While people around the world increasingly rely on air conditioning, which could lower the death rate while adding to the emissions that heat the planet, climate change is also disrupting power grids. In the US, failures have risen 60 percent since 2015 alone. This means that the air conditioning crutch could become less reliable over time.

Ana Maria Vicedo-Cabrera, lead author of the new paper and researcher at the Institute for Social and Preventive Medicine at the University of Bern in Switzerland, said the study showed that climate change is not just a problem for the future. “We see these climate change issues as something the next generation will face,” she said. “It’s something we’re already facing. We throw stones at ourselves. “

The future looks even bleak, she added. “That burden will increase,” she said. “Really, we have to do something.”

Dr. Ebi agreed. “Climate change is already affecting our health,” she said, noting that “essentially all heat-related deaths are preventable.” Much depends on choices, she said; Communities must adapt to heat through measures such as cooling centers and heat action plans to help those most at risk. She added, “In the long term, there are many opportunities that will affect our future vulnerability, including reducing our greenhouse gas emissions.”

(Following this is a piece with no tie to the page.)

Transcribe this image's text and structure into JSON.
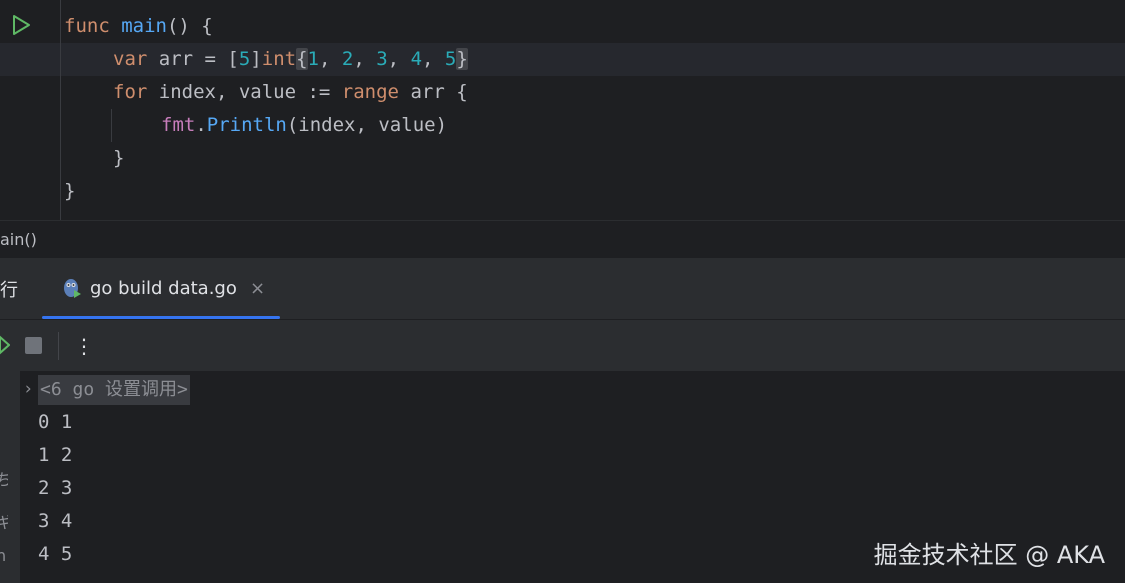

Since scientists were unable to collect reliable data in some parts of the world, including parts of Africa and South Asia, Dr. Vicedo-Cabrera does not say that the mortality average established by the researchers could be applied globally. “This estimate that we received cannot be applied to areas that we have not assessed.”

These loopholes need to be closed, argued a comment published alongside the paper. “The countries where we do not have the health data we need are often among the poorest and most vulnerable to climate change and are also worrying as the main projected priorities for future population growth,” the comment said. “Obtaining this data will be vital to science in order to provide the information needed to adapt these countries.”

The author of the comment, Dann Mitchell, a climate researcher at the University of Bristol, said in an interview that the increasing burden of climate change aggravated heat waves in societies like India, where many people already live in overcrowded conditions and in poverty, where many people are already living in overcrowded conditions and poverty the health services are already strained, “something could emerge that is not sustainable”.

“It’ll crack at some point,” he said.